The data integration services can mine for links among resources, link them together and against language resources such as vocabularies. Complex records can be split into their individual components, represented, enriched and stored separately while maintaing their identity using semantic linking. These individual components are represented in the underlying model (ACDM) and include agents, language resources, datasets, collections, reports, databases, etc. Each integrated resource is assigned a URI and is published in RDF. This practice enables knowledge mining, semantic queries and reasoning engines which are provided within the project (e.g. SPARQL engine and Jena).
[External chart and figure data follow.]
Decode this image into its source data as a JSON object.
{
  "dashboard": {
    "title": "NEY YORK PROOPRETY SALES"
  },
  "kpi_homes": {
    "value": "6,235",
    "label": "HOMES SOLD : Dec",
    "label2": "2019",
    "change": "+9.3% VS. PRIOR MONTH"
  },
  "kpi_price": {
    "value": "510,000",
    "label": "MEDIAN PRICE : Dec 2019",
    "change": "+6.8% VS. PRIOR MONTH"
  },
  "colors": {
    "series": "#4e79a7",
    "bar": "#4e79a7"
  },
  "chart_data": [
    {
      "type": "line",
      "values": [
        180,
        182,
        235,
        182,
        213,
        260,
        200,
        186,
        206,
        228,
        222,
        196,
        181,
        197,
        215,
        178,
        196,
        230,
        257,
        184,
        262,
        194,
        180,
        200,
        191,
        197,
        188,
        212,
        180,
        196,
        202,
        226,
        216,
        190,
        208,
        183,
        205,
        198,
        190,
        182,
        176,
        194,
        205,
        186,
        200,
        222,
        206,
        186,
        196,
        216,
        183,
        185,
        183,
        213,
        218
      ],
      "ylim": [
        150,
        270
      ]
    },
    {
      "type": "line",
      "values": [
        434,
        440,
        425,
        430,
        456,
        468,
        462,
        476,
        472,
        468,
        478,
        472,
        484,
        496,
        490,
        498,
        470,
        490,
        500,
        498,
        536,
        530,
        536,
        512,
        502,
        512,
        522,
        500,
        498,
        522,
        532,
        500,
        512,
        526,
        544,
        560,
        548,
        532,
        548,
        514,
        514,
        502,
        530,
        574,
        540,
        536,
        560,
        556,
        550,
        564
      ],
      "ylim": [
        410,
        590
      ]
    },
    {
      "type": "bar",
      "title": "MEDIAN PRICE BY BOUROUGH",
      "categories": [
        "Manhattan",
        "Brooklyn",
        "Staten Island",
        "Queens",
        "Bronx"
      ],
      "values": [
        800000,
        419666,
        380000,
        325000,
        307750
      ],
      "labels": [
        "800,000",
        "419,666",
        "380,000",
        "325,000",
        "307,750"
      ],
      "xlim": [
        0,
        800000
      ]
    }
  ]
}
The technical infrastructure has been developed using various programming languages such as Java, PHP, Javascript, it is distributed spanning multiple virtual machines and brings together different established technologies and components. The portal is based on the Laravel PHP framework and uses ElasticSearch search engine to collect and browse through the data. Both the technical infrastructure and the portal will be presented and demonstrated in more detail.